I think, because it’s COE, we were well poised to be responsive. And to help think about not only a healthcare system response, but a community response, using the power of data to ultimately inform operational decision-making and public health planning.
Maybe it’s too early to ask this: Are you finding what’s the prevalence versus the known rates of infection? Is it twentyfold? Fortyfold?
It’s 16 times higher, if I remember correctly, but recognizing that there are very wide confidence intervals surrounding that estimate, given our need to account for test sensitivity and specificity, which was highly variable in different publications.
I do think there’s something that’s really interesting, Paul, about how we communicate science in a way that makes sense to people who are outside the scientific community, but who are hearing new information that’s driven by the principles of research.
Figuring this out has been a fun exercise, because the work has involved a lot of interdisciplinary collaboration on the university side, and with each discipline came a different discourse for how to talk about the work and its findings . It’s been a fun group of people who are working together. There are public health experts, there are data scientists. And many, many students.
Arguably, the best part of this story is that, with the contact tracing and with the community surveillance, we were able to offer 150 medical school and public health students a way to fulfill their capstone and field experience requirements, because all of their clinical rotations were paused or summer internships were cancelled.
We were able to immerse the students in a public health learning opportunity that was very real, very timely, and helped fill gaps in their educational curriculum, given that the pandemic had imposed real constraints on what they could do to fulfill experiential requirements.
There’s a lot of nice stuff that’s come out of that, including that I think parts of the institution who haven’t traditionally worked together have started to do so, because we needed each other’s resources and capacity to build something that could fulfill the intent of what we were trying to accomplish, with both community surveillance and the contact tracing.

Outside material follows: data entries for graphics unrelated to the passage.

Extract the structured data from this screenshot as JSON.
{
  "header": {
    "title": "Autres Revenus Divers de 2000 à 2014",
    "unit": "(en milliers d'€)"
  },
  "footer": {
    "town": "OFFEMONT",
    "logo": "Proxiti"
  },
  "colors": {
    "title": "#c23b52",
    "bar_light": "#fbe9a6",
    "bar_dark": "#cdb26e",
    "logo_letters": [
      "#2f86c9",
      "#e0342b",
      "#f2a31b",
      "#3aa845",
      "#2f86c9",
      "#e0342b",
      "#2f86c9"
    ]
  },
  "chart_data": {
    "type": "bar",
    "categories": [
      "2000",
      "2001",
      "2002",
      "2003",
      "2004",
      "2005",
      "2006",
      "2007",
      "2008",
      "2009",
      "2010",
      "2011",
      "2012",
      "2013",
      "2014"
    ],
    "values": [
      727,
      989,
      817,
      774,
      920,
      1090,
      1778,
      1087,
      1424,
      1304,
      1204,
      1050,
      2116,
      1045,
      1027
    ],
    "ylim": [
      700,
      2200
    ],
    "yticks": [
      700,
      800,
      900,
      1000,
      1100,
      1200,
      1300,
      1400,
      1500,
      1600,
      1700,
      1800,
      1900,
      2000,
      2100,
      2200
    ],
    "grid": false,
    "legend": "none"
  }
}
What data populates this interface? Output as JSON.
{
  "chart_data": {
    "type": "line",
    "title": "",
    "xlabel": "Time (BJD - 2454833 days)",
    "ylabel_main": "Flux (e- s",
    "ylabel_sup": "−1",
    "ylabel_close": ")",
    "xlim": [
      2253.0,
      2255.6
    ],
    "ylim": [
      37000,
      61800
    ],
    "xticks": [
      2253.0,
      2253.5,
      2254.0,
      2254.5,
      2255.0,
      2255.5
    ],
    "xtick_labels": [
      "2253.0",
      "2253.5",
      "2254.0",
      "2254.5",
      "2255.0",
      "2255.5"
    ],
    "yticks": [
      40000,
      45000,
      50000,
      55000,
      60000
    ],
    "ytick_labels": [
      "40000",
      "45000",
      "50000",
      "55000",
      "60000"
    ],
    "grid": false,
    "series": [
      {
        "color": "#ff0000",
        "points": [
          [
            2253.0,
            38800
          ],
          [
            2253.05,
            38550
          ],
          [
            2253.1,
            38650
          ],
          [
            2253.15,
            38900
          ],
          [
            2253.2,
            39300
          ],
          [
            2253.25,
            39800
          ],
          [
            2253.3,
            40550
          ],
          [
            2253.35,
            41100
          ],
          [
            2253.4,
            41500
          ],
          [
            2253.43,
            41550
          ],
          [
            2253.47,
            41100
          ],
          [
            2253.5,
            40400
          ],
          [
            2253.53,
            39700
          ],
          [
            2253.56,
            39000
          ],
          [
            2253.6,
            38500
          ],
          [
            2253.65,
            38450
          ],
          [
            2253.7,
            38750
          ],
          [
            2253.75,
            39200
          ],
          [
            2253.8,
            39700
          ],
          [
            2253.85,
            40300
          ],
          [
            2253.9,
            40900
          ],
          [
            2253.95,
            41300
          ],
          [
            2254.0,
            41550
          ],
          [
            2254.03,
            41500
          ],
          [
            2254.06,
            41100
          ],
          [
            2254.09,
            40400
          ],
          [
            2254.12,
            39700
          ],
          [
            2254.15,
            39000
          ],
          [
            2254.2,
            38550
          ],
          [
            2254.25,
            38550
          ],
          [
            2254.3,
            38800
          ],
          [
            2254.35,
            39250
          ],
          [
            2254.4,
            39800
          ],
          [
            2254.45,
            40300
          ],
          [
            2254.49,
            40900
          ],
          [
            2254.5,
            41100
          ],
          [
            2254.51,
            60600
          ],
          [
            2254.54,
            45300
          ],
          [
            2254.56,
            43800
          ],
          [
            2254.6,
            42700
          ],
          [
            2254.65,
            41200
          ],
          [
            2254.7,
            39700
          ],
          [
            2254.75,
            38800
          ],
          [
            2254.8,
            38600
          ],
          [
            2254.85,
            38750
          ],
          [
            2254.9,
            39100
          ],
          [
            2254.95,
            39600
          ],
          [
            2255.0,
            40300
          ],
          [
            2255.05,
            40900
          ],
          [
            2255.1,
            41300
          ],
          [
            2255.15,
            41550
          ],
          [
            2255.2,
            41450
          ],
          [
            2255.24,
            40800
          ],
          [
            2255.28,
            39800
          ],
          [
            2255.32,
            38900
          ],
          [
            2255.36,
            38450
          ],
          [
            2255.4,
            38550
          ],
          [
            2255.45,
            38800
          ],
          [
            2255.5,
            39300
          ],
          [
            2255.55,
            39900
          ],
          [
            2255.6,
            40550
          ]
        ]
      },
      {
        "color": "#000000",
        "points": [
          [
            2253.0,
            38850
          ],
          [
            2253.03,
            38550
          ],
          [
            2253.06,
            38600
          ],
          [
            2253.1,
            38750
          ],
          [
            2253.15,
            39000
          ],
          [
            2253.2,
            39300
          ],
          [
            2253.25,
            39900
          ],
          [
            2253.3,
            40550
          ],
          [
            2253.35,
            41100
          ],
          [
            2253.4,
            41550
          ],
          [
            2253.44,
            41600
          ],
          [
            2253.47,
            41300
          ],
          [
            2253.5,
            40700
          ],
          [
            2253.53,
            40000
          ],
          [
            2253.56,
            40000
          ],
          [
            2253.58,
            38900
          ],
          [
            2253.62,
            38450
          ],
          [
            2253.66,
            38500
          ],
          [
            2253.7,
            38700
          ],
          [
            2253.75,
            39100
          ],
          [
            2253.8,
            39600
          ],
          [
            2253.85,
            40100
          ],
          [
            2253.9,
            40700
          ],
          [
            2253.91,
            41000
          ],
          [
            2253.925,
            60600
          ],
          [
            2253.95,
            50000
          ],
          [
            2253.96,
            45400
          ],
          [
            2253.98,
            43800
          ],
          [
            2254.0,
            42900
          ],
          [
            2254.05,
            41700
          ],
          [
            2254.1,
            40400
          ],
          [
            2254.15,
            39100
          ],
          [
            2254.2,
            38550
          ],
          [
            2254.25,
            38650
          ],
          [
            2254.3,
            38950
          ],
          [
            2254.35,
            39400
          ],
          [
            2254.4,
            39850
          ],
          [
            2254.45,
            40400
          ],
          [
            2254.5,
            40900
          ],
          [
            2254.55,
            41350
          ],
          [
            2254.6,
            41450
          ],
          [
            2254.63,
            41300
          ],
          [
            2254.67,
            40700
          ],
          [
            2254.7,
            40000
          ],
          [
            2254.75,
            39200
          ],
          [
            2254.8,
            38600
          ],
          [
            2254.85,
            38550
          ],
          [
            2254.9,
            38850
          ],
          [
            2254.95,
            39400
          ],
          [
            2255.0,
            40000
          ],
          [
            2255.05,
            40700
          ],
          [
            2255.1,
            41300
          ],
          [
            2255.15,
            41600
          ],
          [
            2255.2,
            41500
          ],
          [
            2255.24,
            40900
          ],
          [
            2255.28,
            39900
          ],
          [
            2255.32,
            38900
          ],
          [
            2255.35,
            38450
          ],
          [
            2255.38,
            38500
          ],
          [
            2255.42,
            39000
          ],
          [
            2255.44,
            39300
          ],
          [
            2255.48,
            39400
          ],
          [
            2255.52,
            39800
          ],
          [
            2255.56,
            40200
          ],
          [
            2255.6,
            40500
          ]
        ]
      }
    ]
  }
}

Is there anything we forgot, anything you’d like to add?
At NCI-designated cancer centers, we have the potential to be at the forefront of helping drive solutions in a pandemic. This is typically outside the scope of what we do, but the community relationships we’ve developed are deep. And they can serve a purpose beyond what we want to accomplish for our COE requirements.
And I think that’s what we found here in Miami at Sylvester: our relationship with our catchment area allowed us to be a resource in a time of unprecedented need.